Do your research. Before you even begin to look around, research gowns. You should always have a bit of knowledge about dresses (and know some of the lingo) before you even set foot into a bridal shop. There are also many bridal magazines that will provide a ton of information, including Brides, Modern Bride, Bridal Guide, Wedding Bells, etc. All of these magazines have websites, where you can find quick information without paying for the magazine.
Decide on a silhouette. Wedding dresses are made in several different silhouettes. Before considering anything else, know which type of gown will flatter your figure the best. Look at photos of each type. You can browse wedding website message boards and member profiles for photos of real women wearing gowns, rather than relying on professional photos of models wearing them.
Ball gowns have very full skirts and generally will look beautiful on any body type unless the bride is very short and small. In this case, it may be overwhelming to her small frame. Ball gowns generally either have crinolines built in or a slip you must wear to support the shape of the gown. Be advised that this extra fabric can be heavy and bulky and will require extra care to wear.
A-lines usually have a fitted bodice with a skirt that flares gently from the waist to form an "A" shape. They generally work for everyone as well, and are a terrific choice for someone who would like to hide lower body flaws, but does not want a ball gown. A-lines are not as full as ball gowns.
Sheaths flatter women with slim, balanced figures. They shouldn't be worn by brides who dislike their figures. This gown will not hide any flaws. If you think your thighs or butt are too big, you'll be miserable in this type of dress. Don't try to pull it off because you found a gown you love in this style. You don't want to risk being uncomfortable or self-conscious on your wedding day, or regretting your choice every time you look at wedding photos.
Empire waist gowns have a skirt that falls from just below the breasts. Although usually listed with various waistline types and not always considered a type of silhouette, they are a wonderful choice for a casual, non-formal wedding, or weddings in a tropical climate. They're usually made of light, flowing fabric. They're also excellent for pregnant brides, because they provide extra room in the waist, making them a comfortable choice. They also won't draw as much attention to the belly as a dress with a lower waistline would.
Envision your wedding. Picture yourself on your wedding day. What are you wearing? What silhouette is your gown? What fabric? Is it embroidered or beaded? What color is it? With so many choices for the dress, it can be overwhelming to look through hundreds or thousands of them. Some brides have said that after looking through racks and racks of dresses, they all begin to look the same. So before you even set out to try them on, envision your wedding day and how your dress looks, and jot down a list of things that describe the dress of your daydreams. You don't have to know all the wedding dress terms. Just write down a description of the gown you're envisioning. Example list: "princessy, satin, some shade of white but not pure white, spaghetti straps."

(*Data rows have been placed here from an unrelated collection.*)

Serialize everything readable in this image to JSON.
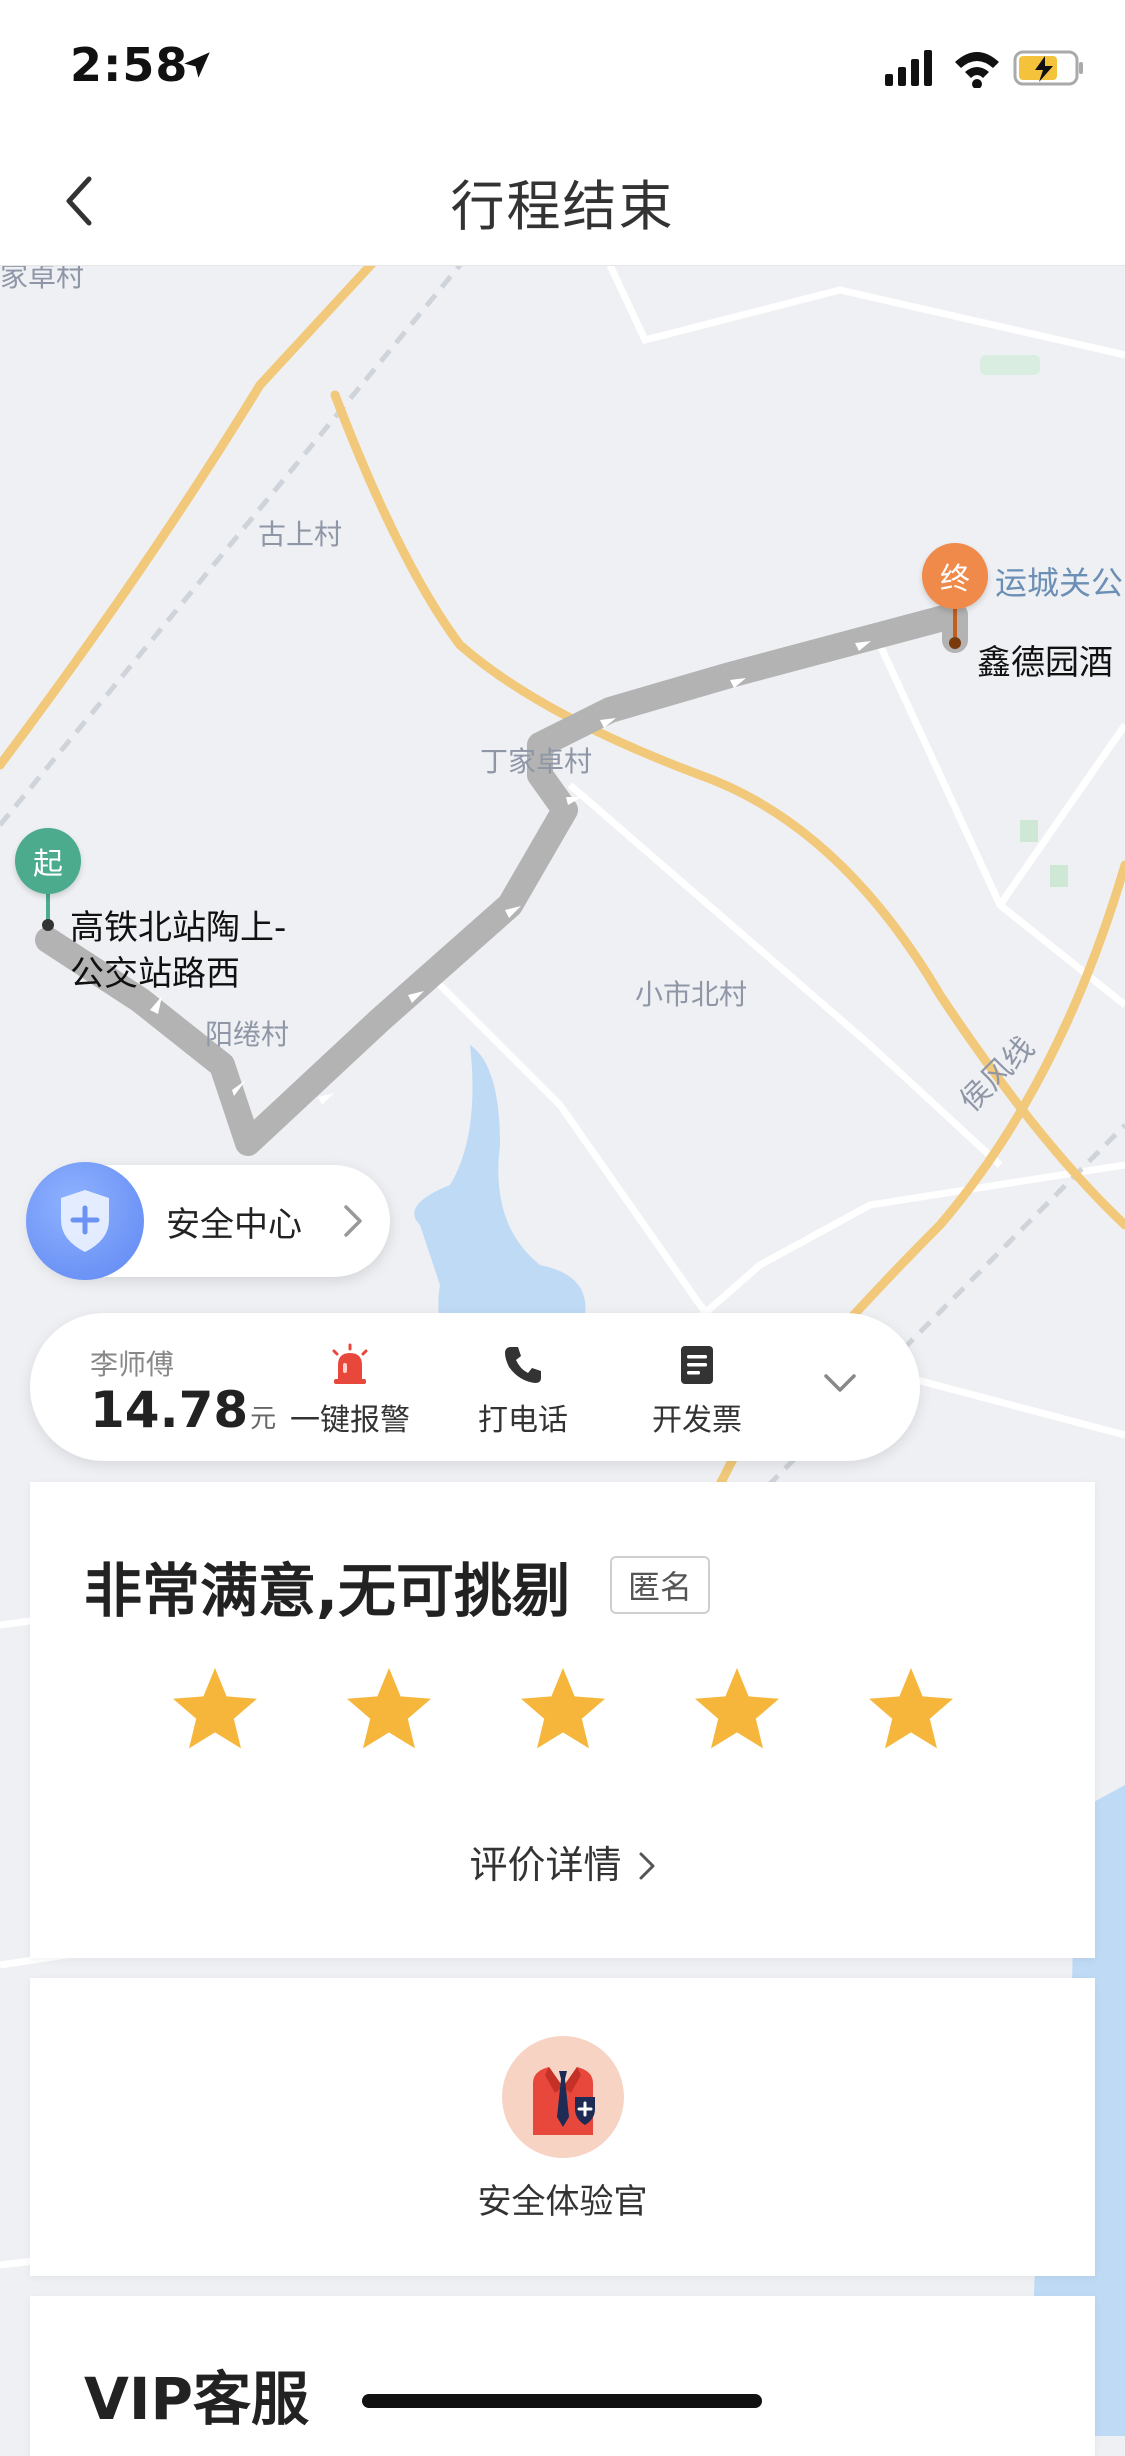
{
  "status_bar": {
    "time": "2:58"
  },
  "header": {
    "title": "行程结束"
  },
  "map": {
    "labels": [
      "家卓村",
      "古上村",
      "丁家卓村",
      "小市北村",
      "阳绻村",
      "侯风线",
      "运城关公"
    ],
    "start_pin": "起",
    "end_pin": "终",
    "start_line1": "高铁北站陶上-",
    "start_line2": "公交站路西",
    "end_label": "鑫德园酒"
  },
  "safety_center": {
    "label": "安全中心"
  },
  "driver": {
    "name": "李师傅",
    "price": "14.78",
    "currency": "元",
    "actions": [
      {
        "label": "一键报警"
      },
      {
        "label": "打电话"
      },
      {
        "label": "开发票"
      }
    ]
  },
  "rating": {
    "title": "非常满意,无可挑剔",
    "anonymous_tag": "匿名",
    "stars": 5,
    "detail_link": "评价详情"
  },
  "safety_badge": {
    "label": "安全体验官"
  },
  "vip": {
    "title": "VIP客服"
  },
  "colors": {
    "start_green": "#4bab8c",
    "end_orange": "#f08a4b",
    "route_gray": "#b3b3b3",
    "road_yellow": "#f2c97a",
    "star_gold": "#f5b63b",
    "shield_blue": "#6b92f5",
    "alarm_red": "#e8473b"
  }
}
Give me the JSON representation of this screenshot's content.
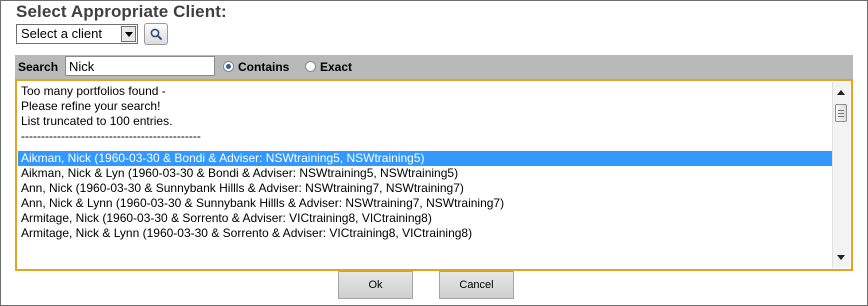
{
  "heading": "Select Appropriate Client:",
  "client_select": {
    "selected": "Select a client"
  },
  "icons": {
    "search": "magnifier-icon",
    "dropdown": "chevron-down-icon"
  },
  "search": {
    "label": "Search",
    "value": "Nick",
    "options": [
      {
        "label": "Contains",
        "selected": true
      },
      {
        "label": "Exact",
        "selected": false
      }
    ]
  },
  "list": {
    "messages": [
      "Too many portfolios found -",
      "Please refine your search!",
      "List truncated to 100 entries.",
      "---------------------------------------------"
    ],
    "items": [
      "Aikman, Nick (1960-03-30 & Bondi & Adviser: NSWtraining5, NSWtraining5)",
      "Aikman, Nick & Lyn (1960-03-30 & Bondi & Adviser: NSWtraining5, NSWtraining5)",
      "Ann, Nick (1960-03-30 & Sunnybank Hillls & Adviser: NSWtraining7, NSWtraining7)",
      "Ann, Nick & Lynn (1960-03-30 & Sunnybank Hillls & Adviser: NSWtraining7, NSWtraining7)",
      "Armitage, Nick (1960-03-30 & Sorrento & Adviser: VICtraining8, VICtraining8)",
      "Armitage, Nick & Lynn (1960-03-30 & Sorrento & Adviser: VICtraining8, VICtraining8)"
    ],
    "selected_index": 0
  },
  "buttons": {
    "ok": "Ok",
    "cancel": "Cancel"
  },
  "colors": {
    "selection": "#3399ff",
    "list_border": "#e3a424",
    "search_bar": "#b9b9b9"
  }
}
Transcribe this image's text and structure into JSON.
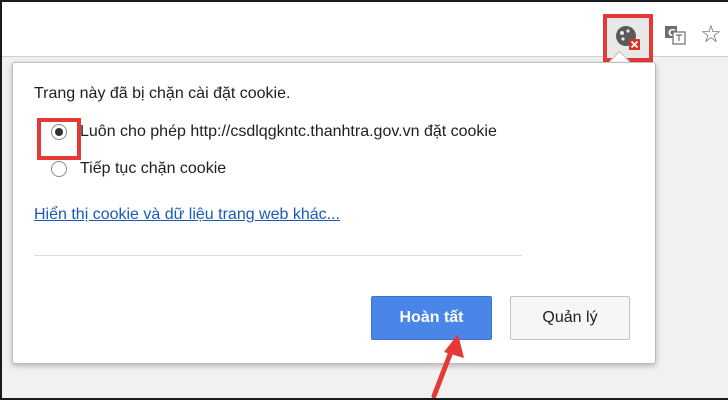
{
  "toolbar": {
    "icons": {
      "cookie_blocked": "cookie-blocked-icon",
      "translate": "translate-icon",
      "bookmark_star": "bookmark-star-icon"
    },
    "star_glyph": "☆"
  },
  "popup": {
    "title": "Trang này đã bị chặn cài đặt cookie.",
    "options": [
      {
        "label": "Luôn cho phép http://csdlqgkntc.thanhtra.gov.vn đặt cookie",
        "selected": true
      },
      {
        "label": "Tiếp tục chặn cookie",
        "selected": false
      }
    ],
    "link": "Hiển thị cookie và dữ liệu trang web khác...",
    "buttons": {
      "done": "Hoàn tất",
      "manage": "Quản lý"
    }
  },
  "colors": {
    "annotation": "#e53935",
    "primary_button": "#4a86e8",
    "link": "#1a5ab8"
  }
}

Consider the circumstances. A wide variety of factors can affect what makes a particular dress appropriate to the occasion.
Formal ceremonies usually call for floor length gowns and long trains, while informal ceremonies (especially destination weddings) are a terrific place to wear a shorter gown without a train at all (or a "sweep" train, which just barely brushes the floor). Another example: in some cases, strapless gowns are considered inappropriate for very formal ceremonies.
If you're getting married in the winter, you may not want to be a very light, thin fabric unless you plan to be inside the entire time. If you're having a beach wedding in the middle of July, you may not want to wear a heavy fabric like duchess satin.
While the most traditional ceremonies will call for a white gown, in many cases, wedding dresses don't have to be pure white anymore! Many women choose dress colors that best complement their skin tones, ranging from diamond white to ivory to champagne to actual colors (pink, blue, red). Pick the color you feel most beautiful in.
Decide on a budget. When deciding on your budget, you don't need to set a very specific price. Just make it a general range, such as $1000 - $1500, or even $1000 - $2000. You can always break this rule later if you're able to and really want to, but it helps to have a general range. Some experts suggest devoting 10% of the overall wedding budget to the bride's attire. Just be sure to remember that "attire" includes not just the gown itself, but the other stuff: veil, shoes, slip, jewellery, gloves, etc. All of these things are optional, of course (except for the slip, which is usually necessary to keep the dress from going between your legs when you walk). But you'll have to factor in the price of whatever items you decide to wear with your gown.